Inspirasi – Menurut Chris Barker, feminisme adalah bidang teori dan politik yang plural dengan berbagai perspektif dan rumusan aksi yang saling bersaing. Secara umum bisa dikatakan bahwa feminisme melihat seks/kelamin sebagai sebuah sumbu organisasi sosial yang fundamental dan tak bisa direduksi yang sampai saat ini telah menempatkan perempuan di bawah lelaki. Dengan demikian, perhatian utama feminisme adalah pada jenis kelamin sebagai prinsip pengaturan kehidupan sosial yang sarat dengan relasi kekuasaan. Para feminis melihat bahwa patriarki tersebut bersifat struktural bersamaan dengan makna-makna turunannya tentang keluarga yang dipimpin lelaki, penguasaan, dan superioritasnya. Feminisme adalah suatu pergerakan yang berupaya membangun strategi politik untuk mencampuri kehidupan sosial demi kepentingan perempuan.
Memahami feminisme memang masih sulit, utamanya dalam konteks ke-Indonesiaan.

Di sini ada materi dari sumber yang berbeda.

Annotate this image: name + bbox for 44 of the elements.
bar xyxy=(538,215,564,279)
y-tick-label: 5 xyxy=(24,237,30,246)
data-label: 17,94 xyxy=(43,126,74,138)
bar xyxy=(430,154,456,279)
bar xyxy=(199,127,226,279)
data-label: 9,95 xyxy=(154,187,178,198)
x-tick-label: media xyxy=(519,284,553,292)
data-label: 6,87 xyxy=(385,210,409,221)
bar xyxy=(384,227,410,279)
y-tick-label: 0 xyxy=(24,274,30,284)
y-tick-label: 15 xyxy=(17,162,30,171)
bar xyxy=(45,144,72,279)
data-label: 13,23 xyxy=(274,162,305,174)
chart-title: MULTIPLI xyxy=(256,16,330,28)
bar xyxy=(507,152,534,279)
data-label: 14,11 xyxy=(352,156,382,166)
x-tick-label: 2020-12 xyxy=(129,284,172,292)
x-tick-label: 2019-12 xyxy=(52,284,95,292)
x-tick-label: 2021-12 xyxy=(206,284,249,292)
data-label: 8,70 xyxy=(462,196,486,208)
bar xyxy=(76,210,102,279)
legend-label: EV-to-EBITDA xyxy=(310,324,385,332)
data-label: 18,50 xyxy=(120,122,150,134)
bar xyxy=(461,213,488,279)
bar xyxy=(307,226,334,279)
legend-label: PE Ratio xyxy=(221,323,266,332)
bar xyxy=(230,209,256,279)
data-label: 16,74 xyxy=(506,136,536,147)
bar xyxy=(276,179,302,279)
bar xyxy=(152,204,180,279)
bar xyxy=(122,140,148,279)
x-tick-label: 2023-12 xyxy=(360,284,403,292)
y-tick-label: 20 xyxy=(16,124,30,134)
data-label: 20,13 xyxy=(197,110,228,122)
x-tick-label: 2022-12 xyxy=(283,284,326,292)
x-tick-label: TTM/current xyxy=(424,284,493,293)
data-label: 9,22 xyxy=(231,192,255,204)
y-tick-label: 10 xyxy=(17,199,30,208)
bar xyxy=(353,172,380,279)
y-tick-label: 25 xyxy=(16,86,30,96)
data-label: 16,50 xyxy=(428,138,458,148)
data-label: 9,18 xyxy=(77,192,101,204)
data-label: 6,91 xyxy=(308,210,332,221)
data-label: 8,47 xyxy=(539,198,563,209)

Terdapat kendala epistemologis, yakni terjebaknya pada kenyataan masuknya feminisme Timur kedalam logika feminisme Barat lebih rumit dibandingkan dengan titik temunya, hal ini dikarenakan oleh sudah lebih kuatnya liberalisasi kapitalis Barat yang cenderung sekular, bersanding dengan khas ketimuran yang beradab, santun, dan bahkan dalam nuansa tertentu perempuan di dunia timur masih hidup dalam perangkap feodalisme warisan masa lalu yang hingga hari ini belum bisa ditembus. Karena konteks Barat dan Timur yang menganga lebar itulah sebagian perempuan Timur menganggap Barat itu adalah pusat kehancuran serta pusat kanibalisme. Kontruksi sosial budaya Timur yang tidak sesuai dengan kontruksi sosial budaya Barat.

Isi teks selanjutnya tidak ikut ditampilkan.